Adanya pembedaan proses pelelangan melandasi adanya Parate eksekusi
dibawah pimpinan ataupun melalui Penetapan Ketua Pengadilan Negeri dengan eksekusi
tanpa dipimpin atau melalui Penetapan Pengadilan negeri sehingga untuk pemenang
65
lelang dalam menguasai obyek lelang yang dimenangkan harus melalui gugatan
pengosongan sebagaimana layaknya gugatan biasa yang tentunya proses beracara
memerlukan dan atau memakan waktu dan biaya adalah tidak efisien dan bertentangan
dengan tujuan pengaturan Prate eksekusi yang oleh Undang-undang disamakan dengan
putusan Pengadilan berkekuatan hukum tetap .

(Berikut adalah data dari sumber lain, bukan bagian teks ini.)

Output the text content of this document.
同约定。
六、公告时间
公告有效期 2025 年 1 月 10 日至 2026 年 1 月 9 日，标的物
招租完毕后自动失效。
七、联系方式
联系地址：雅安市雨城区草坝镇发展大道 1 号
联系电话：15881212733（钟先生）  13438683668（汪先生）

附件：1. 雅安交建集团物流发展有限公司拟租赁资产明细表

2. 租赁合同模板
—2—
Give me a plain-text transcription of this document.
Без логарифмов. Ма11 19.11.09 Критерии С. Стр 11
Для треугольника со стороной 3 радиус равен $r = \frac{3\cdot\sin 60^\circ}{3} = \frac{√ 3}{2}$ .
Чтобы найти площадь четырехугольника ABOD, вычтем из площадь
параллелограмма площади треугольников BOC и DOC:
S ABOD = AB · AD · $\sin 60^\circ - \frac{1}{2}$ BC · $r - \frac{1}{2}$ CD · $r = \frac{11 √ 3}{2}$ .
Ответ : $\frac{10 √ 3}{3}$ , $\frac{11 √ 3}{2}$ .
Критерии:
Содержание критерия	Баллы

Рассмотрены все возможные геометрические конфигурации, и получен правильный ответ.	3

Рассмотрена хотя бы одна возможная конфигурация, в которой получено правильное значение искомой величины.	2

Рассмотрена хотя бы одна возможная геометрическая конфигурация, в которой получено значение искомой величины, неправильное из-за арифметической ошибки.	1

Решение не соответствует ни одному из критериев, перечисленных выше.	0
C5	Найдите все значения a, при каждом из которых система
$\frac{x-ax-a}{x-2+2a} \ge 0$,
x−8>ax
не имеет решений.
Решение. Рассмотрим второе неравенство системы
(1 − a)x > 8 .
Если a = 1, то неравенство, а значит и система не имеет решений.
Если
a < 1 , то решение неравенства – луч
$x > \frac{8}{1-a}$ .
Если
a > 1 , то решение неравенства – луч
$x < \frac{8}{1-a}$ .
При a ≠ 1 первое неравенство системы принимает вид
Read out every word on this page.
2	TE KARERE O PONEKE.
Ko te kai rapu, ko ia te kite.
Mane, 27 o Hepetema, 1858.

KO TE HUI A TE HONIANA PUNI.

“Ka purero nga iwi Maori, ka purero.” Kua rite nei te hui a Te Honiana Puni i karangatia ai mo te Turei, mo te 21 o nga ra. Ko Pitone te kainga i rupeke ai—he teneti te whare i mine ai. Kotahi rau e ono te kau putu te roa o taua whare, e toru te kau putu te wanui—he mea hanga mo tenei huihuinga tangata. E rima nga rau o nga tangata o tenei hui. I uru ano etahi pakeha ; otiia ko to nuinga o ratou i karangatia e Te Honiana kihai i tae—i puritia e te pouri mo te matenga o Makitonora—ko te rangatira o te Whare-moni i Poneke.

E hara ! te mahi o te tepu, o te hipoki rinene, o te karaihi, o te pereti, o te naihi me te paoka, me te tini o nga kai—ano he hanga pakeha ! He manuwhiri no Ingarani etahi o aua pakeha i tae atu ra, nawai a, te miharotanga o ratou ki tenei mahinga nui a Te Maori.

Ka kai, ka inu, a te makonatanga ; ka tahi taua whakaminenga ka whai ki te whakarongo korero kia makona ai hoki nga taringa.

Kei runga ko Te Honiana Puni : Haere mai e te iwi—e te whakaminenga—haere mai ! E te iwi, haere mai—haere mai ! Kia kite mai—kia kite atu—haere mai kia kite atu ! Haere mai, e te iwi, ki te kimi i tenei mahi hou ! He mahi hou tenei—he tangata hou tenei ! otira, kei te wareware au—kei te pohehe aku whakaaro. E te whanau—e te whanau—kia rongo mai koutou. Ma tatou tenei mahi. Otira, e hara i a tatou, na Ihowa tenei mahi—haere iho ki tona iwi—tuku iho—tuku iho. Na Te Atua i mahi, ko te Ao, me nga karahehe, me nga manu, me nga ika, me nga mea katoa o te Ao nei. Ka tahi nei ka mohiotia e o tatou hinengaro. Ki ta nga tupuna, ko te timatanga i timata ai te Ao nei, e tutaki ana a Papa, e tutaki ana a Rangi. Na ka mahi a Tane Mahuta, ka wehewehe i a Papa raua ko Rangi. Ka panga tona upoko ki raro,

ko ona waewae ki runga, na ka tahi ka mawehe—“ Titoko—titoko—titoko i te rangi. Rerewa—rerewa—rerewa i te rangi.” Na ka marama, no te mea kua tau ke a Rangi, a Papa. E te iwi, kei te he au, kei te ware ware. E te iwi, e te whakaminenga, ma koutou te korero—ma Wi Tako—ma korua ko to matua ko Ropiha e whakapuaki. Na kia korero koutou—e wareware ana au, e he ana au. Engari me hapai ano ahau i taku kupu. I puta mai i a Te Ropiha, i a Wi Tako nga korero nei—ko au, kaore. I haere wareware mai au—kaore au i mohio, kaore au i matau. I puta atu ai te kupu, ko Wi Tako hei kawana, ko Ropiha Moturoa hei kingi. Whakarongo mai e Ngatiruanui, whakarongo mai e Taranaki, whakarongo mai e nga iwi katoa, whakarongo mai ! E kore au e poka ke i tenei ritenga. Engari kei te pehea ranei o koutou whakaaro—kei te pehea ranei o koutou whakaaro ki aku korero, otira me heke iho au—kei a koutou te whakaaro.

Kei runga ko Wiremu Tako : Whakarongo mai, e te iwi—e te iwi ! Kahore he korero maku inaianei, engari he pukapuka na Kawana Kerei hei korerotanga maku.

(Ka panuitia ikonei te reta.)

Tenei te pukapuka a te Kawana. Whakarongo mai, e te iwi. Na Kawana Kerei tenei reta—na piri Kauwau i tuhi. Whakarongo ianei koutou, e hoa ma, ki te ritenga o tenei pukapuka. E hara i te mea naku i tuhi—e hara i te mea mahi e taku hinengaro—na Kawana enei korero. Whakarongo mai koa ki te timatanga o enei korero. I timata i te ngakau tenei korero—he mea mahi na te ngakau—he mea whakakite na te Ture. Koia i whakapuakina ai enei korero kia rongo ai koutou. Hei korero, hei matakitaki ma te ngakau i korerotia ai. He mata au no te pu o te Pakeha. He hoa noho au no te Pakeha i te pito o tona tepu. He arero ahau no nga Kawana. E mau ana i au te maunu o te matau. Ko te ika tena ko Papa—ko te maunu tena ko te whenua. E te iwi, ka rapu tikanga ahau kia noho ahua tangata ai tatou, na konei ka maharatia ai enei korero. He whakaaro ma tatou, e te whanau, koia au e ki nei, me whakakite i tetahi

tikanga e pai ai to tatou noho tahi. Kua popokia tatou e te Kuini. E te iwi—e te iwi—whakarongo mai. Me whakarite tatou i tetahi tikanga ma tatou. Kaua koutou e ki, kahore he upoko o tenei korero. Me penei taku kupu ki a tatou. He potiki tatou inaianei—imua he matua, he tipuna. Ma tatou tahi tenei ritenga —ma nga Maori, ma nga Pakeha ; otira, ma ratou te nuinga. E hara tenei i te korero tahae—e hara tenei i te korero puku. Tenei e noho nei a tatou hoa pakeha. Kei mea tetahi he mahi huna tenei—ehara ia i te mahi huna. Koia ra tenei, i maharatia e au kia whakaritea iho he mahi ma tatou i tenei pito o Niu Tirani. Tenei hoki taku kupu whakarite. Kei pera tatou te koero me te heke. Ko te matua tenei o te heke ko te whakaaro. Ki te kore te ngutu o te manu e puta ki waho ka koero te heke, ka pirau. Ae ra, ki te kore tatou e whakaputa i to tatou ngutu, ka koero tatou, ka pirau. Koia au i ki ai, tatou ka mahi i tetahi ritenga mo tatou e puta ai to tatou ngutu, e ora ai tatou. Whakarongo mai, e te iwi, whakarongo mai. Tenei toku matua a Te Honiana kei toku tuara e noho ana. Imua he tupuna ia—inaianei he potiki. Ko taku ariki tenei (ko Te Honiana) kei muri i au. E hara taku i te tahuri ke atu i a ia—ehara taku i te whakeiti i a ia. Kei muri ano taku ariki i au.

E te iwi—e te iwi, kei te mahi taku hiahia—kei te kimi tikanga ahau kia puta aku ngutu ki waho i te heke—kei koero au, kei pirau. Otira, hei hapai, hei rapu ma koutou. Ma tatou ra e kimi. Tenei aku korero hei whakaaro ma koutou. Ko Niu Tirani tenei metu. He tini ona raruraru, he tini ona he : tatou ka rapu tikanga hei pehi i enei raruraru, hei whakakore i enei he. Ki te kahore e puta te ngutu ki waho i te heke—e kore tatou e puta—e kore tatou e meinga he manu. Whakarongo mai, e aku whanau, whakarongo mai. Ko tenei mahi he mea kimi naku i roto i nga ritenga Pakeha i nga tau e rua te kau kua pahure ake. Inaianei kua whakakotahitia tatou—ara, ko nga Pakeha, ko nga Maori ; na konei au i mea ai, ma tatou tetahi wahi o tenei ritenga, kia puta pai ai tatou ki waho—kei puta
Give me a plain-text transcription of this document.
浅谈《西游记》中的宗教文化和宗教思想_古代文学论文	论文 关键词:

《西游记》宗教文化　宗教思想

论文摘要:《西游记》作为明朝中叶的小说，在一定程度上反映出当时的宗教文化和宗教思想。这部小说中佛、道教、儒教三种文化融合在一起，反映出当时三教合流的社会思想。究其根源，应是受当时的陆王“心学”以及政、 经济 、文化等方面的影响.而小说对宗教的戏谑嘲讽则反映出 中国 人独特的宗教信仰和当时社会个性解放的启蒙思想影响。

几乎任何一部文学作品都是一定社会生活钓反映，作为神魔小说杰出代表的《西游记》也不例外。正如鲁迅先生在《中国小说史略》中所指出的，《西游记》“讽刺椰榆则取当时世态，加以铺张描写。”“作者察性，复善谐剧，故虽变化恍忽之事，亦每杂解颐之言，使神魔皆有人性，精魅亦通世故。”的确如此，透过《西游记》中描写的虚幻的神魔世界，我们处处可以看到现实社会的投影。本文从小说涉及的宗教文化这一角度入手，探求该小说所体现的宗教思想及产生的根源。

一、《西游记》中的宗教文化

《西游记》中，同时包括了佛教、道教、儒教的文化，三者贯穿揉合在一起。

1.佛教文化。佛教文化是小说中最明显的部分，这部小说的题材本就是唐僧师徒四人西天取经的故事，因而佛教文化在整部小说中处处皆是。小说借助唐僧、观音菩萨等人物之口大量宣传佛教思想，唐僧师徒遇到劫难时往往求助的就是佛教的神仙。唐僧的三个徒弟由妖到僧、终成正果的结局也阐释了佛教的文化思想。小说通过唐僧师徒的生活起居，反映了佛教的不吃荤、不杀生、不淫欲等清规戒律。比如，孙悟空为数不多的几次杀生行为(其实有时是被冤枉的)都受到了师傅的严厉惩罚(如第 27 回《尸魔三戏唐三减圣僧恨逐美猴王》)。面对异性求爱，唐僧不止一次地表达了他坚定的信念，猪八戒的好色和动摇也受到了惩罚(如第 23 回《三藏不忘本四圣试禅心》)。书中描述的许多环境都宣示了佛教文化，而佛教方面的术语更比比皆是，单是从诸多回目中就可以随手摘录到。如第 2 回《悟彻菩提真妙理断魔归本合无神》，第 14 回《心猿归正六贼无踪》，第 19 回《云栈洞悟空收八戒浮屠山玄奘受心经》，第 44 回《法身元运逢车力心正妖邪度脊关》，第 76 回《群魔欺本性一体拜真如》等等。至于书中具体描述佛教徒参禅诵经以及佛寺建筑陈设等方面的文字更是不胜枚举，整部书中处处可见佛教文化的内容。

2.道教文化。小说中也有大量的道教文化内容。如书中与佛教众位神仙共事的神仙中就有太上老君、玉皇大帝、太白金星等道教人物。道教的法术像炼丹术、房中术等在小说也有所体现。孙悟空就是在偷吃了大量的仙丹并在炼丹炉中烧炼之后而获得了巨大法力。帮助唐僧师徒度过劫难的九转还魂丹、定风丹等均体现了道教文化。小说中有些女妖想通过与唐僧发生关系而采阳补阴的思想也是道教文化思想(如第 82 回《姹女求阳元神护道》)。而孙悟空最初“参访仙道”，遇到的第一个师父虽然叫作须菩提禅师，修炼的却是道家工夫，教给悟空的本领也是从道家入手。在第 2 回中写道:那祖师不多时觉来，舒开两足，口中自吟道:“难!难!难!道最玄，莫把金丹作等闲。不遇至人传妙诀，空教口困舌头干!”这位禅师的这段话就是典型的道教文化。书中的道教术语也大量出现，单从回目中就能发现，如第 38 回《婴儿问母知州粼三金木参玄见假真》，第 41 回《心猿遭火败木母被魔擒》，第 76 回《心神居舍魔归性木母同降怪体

Sejalan dengan adanya pengaturan Parate eksekusi dalam Undang-undang Hak
Tanggungan telah mengatur cara Eksekusi yang mencakup 2 macam yaitu dengan
melaksanakan Parate Eksekusi bagi pemegang Hak Tanggungan pertama dan dengan
melandasi pada Sertipikat Hak Tanggungan yang dinyatakan Undang-undang mempunyai
titel eksekutorial sebagaimana ditegaskan dalam penjelasan pasal 14 ayat (3) Undang-
undang Hak Tanggungan yang mengutarakan “ sertifikat tersebut memiliki daya
(kekuatan) eksekusi apabila pemberi hak tanggungan wanprestasi, layaknya sebuah
putusan yang tidak tersedia upaya hukum biasa lagi dan dapat langsung dilaksanakan
(berkekuatan hukum tetap)”
Semestinya adanya ketentuan tersebut permasalahan Parate eksekusi merupakan
hukum perkecualian sebagai eksekusi yang disederhanakan sehingga bagi pemenang
lelang yang belum menguasai obyek yang dimenangkan dalam pelelangan dapat segera
menikmati barang yang dibelinya melalui pelelangan, kalaupun pengosongan harus
dilakukan melalui gugatan biasa tentunya berdampak negatif pada minat calon pembeli
lelang untuk mengikuti pembelian lelang sekalipun pelelangan itu sendiri hakekatnya
telah dilakukan berdasarkan ketentuan Undang-undang.